Tuesday, November 25, 2014

Just a Quick Note

This may be the longest time I've ever gone between blog posts. So sorry to keep people waiting! I have been working on developing an e-Newsletter, using MailChimp, for my department at work, and the text-oriented part of my brain has been a little overloaded. 
Frosted sage, untroubled by e-newsletters and blog posts.
Kale getting sweeter in the cold while I sit at a computer.

Also, we've been getting ready for the Thanksgiving holiday -- my favorite holiday of the year! Making the holiday even better, my Mom and Stepdad (aka: Grammy and Grandpa Bill) are headed our way for a seven-day visit.

Mom called this morning from the Oklahoma City airport, to say that they were at the departure gate and waiting to board the plane. We are really looking forward to sharing a week of togetherness and good food with family!

Luckily, my relatives all know that coming to visit at our house isn't at all like going to a hotel; it's more like going to summer camp. There will be crafts and  outdoor activities, everyone pitching in on the cooking and clean-up, and "quiet time" for which having brought a couple of books will have been a good idea.

Local friends will be coming for Thanksgiving day, too, and we always look forward to the full house. The cheerful buzz of conversation somehow makes the aromas and flavors of the day even more wonderful. 

I hope that everyone else is set for a beautiful Thanksgiving day!
Sweet persimmons mark a transition to winter in the yard.

Thursday, November 13, 2014

Onion-Family is Planted; Cold is on the Way

On the way home from work one day last week, I stopped at a garden center and picked up a little bag of onion sets -- dry, tiny bulbs -- and I was able to get about half of them into the ground last weekend.

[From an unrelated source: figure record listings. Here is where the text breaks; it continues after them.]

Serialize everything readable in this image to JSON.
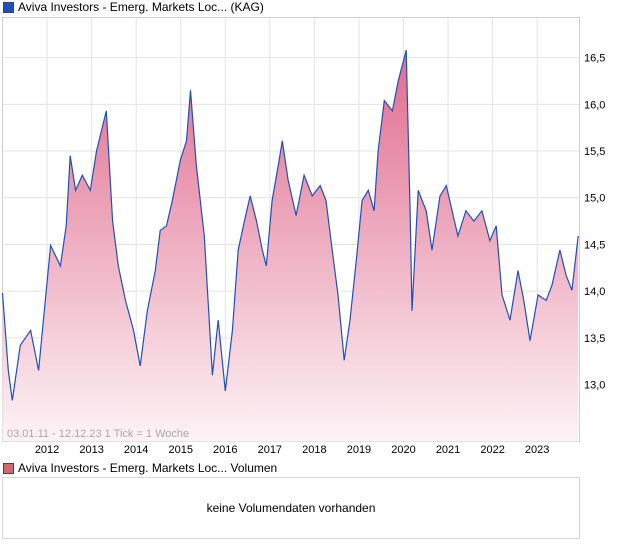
{
  "legend": {
    "price_label": "Aviva Investors - Emerg. Markets Loc... (KAG)",
    "price_color": "#1f4fbf",
    "volume_label": "Aviva Investors - Emerg. Markets Loc... Volumen",
    "volume_color": "#d06a6a"
  },
  "range_text": "03.01.11 - 12.12.23   1 Tick = 1 Woche",
  "volume_message": "keine Volumendaten vorhanden",
  "chart_data": {
    "type": "area",
    "title": "Aviva Investors - Emerg. Markets Loc... (KAG)",
    "xlabel": "",
    "ylabel": "",
    "xlim": [
      2011.0,
      2023.95
    ],
    "ylim": [
      12.39,
      16.93
    ],
    "grid": true,
    "x_ticks": [
      "2012",
      "2013",
      "2014",
      "2015",
      "2016",
      "2017",
      "2018",
      "2019",
      "2020",
      "2021",
      "2022",
      "2023"
    ],
    "y_ticks": [
      "13,0",
      "13,5",
      "14,0",
      "14,5",
      "15,0",
      "15,5",
      "16,0",
      "16,5"
    ],
    "y_tick_values": [
      13.0,
      13.5,
      14.0,
      14.5,
      15.0,
      15.5,
      16.0,
      16.5
    ],
    "points": [
      [
        2011.0,
        13.98
      ],
      [
        2011.13,
        13.15
      ],
      [
        2011.22,
        12.83
      ],
      [
        2011.4,
        13.42
      ],
      [
        2011.63,
        13.58
      ],
      [
        2011.81,
        13.15
      ],
      [
        2011.96,
        13.9
      ],
      [
        2012.08,
        14.49
      ],
      [
        2012.3,
        14.27
      ],
      [
        2012.43,
        14.7
      ],
      [
        2012.52,
        15.45
      ],
      [
        2012.64,
        15.08
      ],
      [
        2012.79,
        15.24
      ],
      [
        2012.97,
        15.08
      ],
      [
        2013.11,
        15.5
      ],
      [
        2013.33,
        15.93
      ],
      [
        2013.47,
        14.75
      ],
      [
        2013.6,
        14.27
      ],
      [
        2013.76,
        13.9
      ],
      [
        2013.94,
        13.58
      ],
      [
        2014.09,
        13.2
      ],
      [
        2014.25,
        13.79
      ],
      [
        2014.43,
        14.22
      ],
      [
        2014.54,
        14.65
      ],
      [
        2014.68,
        14.7
      ],
      [
        2014.81,
        14.97
      ],
      [
        2014.99,
        15.4
      ],
      [
        2015.13,
        15.61
      ],
      [
        2015.22,
        16.15
      ],
      [
        2015.35,
        15.35
      ],
      [
        2015.53,
        14.59
      ],
      [
        2015.71,
        13.1
      ],
      [
        2015.84,
        13.69
      ],
      [
        2016.0,
        12.93
      ],
      [
        2016.16,
        13.58
      ],
      [
        2016.29,
        14.44
      ],
      [
        2016.43,
        14.75
      ],
      [
        2016.56,
        15.02
      ],
      [
        2016.7,
        14.75
      ],
      [
        2016.83,
        14.44
      ],
      [
        2016.92,
        14.27
      ],
      [
        2017.05,
        14.97
      ],
      [
        2017.19,
        15.35
      ],
      [
        2017.28,
        15.61
      ],
      [
        2017.41,
        15.19
      ],
      [
        2017.59,
        14.81
      ],
      [
        2017.77,
        15.24
      ],
      [
        2017.95,
        15.02
      ],
      [
        2018.13,
        15.13
      ],
      [
        2018.26,
        14.97
      ],
      [
        2018.4,
        14.44
      ],
      [
        2018.53,
        13.96
      ],
      [
        2018.67,
        13.26
      ],
      [
        2018.8,
        13.69
      ],
      [
        2018.94,
        14.33
      ],
      [
        2019.07,
        14.97
      ],
      [
        2019.21,
        15.08
      ],
      [
        2019.34,
        14.86
      ],
      [
        2019.43,
        15.5
      ],
      [
        2019.57,
        16.04
      ],
      [
        2019.75,
        15.93
      ],
      [
        2019.88,
        16.25
      ],
      [
        2020.06,
        16.58
      ],
      [
        2020.15,
        14.81
      ],
      [
        2020.19,
        13.79
      ],
      [
        2020.33,
        15.08
      ],
      [
        2020.51,
        14.86
      ],
      [
        2020.64,
        14.44
      ],
      [
        2020.82,
        15.02
      ],
      [
        2020.96,
        15.13
      ],
      [
        2021.09,
        14.86
      ],
      [
        2021.22,
        14.59
      ],
      [
        2021.4,
        14.86
      ],
      [
        2021.58,
        14.75
      ],
      [
        2021.76,
        14.86
      ],
      [
        2021.94,
        14.54
      ],
      [
        2022.08,
        14.7
      ],
      [
        2022.21,
        13.96
      ],
      [
        2022.39,
        13.69
      ],
      [
        2022.57,
        14.22
      ],
      [
        2022.7,
        13.9
      ],
      [
        2022.84,
        13.47
      ],
      [
        2023.02,
        13.96
      ],
      [
        2023.2,
        13.9
      ],
      [
        2023.33,
        14.06
      ],
      [
        2023.51,
        14.44
      ],
      [
        2023.65,
        14.17
      ],
      [
        2023.78,
        14.01
      ],
      [
        2023.92,
        14.59
      ]
    ]
  }
}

The bed they were destined for also was planted with garlic, shallots, and multiplier onions. By the time I had all my saved bulbs in the ground, there wasn't room for all of the little onions in the space that had been set aside. I'm thinking, though, that when I pull out the last of the zombie pepper plants that still are holding onto some darkened, ragged leaves out in the garden, I will be able to plant the remainder of the little white bulbs in the newly emptied space.

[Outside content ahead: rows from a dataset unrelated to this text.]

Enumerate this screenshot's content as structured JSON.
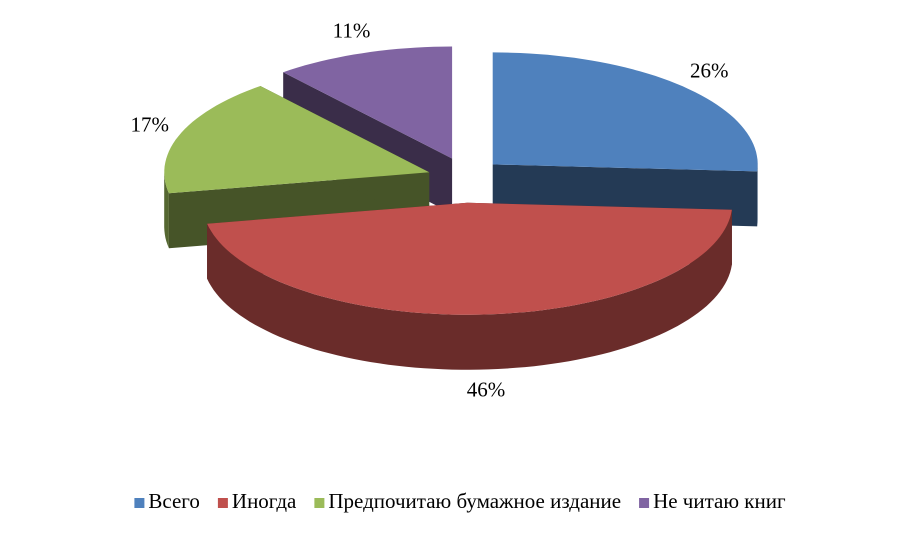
{
  "chart_data": {
    "type": "pie3d",
    "categories": [
      "Всего",
      "Иногда",
      "Предпочитаю бумажное издание",
      "Не читаю книг"
    ],
    "values": [
      26,
      46,
      17,
      11
    ],
    "value_labels": [
      "26%",
      "46%",
      "17%",
      "11%"
    ],
    "colors": [
      "#4f81bd",
      "#c0504d",
      "#9bbb59",
      "#8064a2"
    ],
    "legend": "bottom"
  }
}
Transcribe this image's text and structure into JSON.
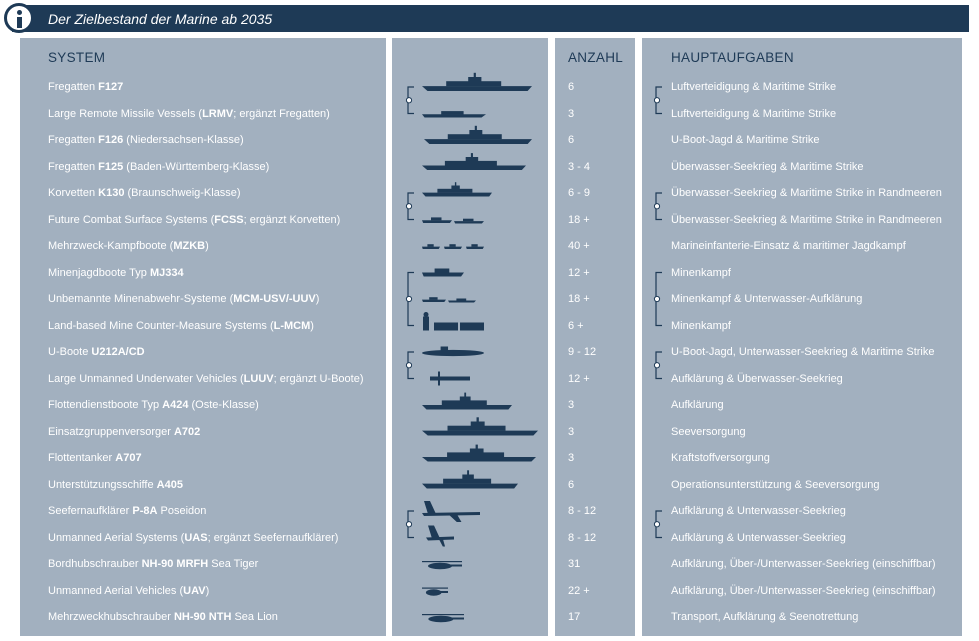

An alternative is to plant them around the edges of a bed that will be covered with mulch for the winter, so that spring planting can be done without too much trouble in trying to not disturb their roots. Regardless of which option I choose, planting the rest of those little onions will have to wait for next weekend, which is expected to be quite cold.

All the more tender plants need to be either safely under cover or, if potted, indoors, because it's supposed to be pretty cold tonight, and a very cold snap is forecast for next week. This weekend we are looking at low temperatures in the mid-20s, but at least one day next week is expected to be down around 22 degrees F. For Georgia, in any month, that's cold.

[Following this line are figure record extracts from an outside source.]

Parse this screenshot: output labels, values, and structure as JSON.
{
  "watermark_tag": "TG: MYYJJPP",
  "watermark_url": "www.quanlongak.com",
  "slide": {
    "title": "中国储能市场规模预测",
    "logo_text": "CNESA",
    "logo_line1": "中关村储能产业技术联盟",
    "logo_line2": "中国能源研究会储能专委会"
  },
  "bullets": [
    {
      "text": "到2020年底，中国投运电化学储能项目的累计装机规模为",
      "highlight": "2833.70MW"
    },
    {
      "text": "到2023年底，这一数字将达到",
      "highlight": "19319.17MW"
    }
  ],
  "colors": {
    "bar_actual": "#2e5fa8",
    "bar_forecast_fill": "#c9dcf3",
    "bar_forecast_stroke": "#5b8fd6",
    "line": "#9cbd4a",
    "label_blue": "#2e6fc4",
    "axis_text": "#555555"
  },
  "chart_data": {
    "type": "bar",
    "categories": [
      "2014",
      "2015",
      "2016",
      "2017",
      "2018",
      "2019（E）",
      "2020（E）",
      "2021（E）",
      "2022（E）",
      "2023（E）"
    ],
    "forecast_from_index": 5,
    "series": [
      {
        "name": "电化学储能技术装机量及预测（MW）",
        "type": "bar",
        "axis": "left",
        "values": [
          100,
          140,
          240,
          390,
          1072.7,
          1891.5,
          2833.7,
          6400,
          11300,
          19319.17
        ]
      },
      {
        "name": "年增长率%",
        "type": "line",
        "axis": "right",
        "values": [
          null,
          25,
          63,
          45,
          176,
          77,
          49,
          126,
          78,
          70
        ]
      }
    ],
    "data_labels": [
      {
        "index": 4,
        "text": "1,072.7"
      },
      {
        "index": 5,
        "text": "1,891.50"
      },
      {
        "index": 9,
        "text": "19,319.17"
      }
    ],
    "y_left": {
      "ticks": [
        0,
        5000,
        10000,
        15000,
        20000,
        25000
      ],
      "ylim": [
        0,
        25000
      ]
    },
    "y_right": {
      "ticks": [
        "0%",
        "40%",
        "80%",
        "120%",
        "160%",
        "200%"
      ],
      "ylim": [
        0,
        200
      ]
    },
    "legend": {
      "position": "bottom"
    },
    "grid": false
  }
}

I hope all the gardeners out there are keeping warm as they tend to their plants!

Tuesday, November 4, 2014

Lost Varieties - Wheat, Corn

The phone call ended up being about corn, but it started with wheat. The old-timer who called the office today asked whether it was too late to plant wheat as a cover crop for his half-acre garden. He wanted to plant the wheat to keep out the henbit that would take over if he left the soil bare. The birds could have any seeds that the wheat might produce.

According to UGA's 2012-13 Wheat Production Guide, "The optimum window for wheat planting in Georgia is typically one week before the average first frost date for a given area and one week after." In other words, this week is perfect for planting, since our first frost is usually around November 1.

I asked about his seeds, and he said they were just an ordinary winter wheat, and he didn't know the variety, but it wasn't like the one his daddy had grown on the family farm many years ago. That wheat had a bluish-purple tint to it, and the grain was very hard. Apparently, the guys at the mill didn't like it because it was hard on their roller-equipment. I was told, though, by  my old-timer, that the blue wheat made great biscuits.

When I asked if he still had any seed for that variety, he said no, it had been lost, like his daddy's corn.

Then, I had to ask about the corn.

His daddy had crossed Hickory King, which has very wide kernels and is a good corn for hominy, with Tennessee Gourdseed, because he had liked the look of the tall kernels on that gourdseed corn. The resulting corn, even after carefully selecting the best ears to save, still wasn't quite perfect, so his daddy had taken the best of new corn and planted it intermixed with Hastings' Prolific (a Georgia variety). The planting was two rows of the first cross and then one row of the Hastings corn, alternated across the field.

The resulting corn had been good for both cornmeal and feed corn, and the ears had been pretty enough to win many ribbons at the fair. Seed from that corn was saved and replanted for many years.

It's unlikely that my old-timer's daddy had had formal training in horticulture when he created his own corn, and yet he was successful in breeding a variety of corn that met his own needs.

This story is a good reminder to keep working to save seeds for old family garden crops that come my way, like the Hogseds' Sweet Potatoes and my friend Becky's Joanie Beans.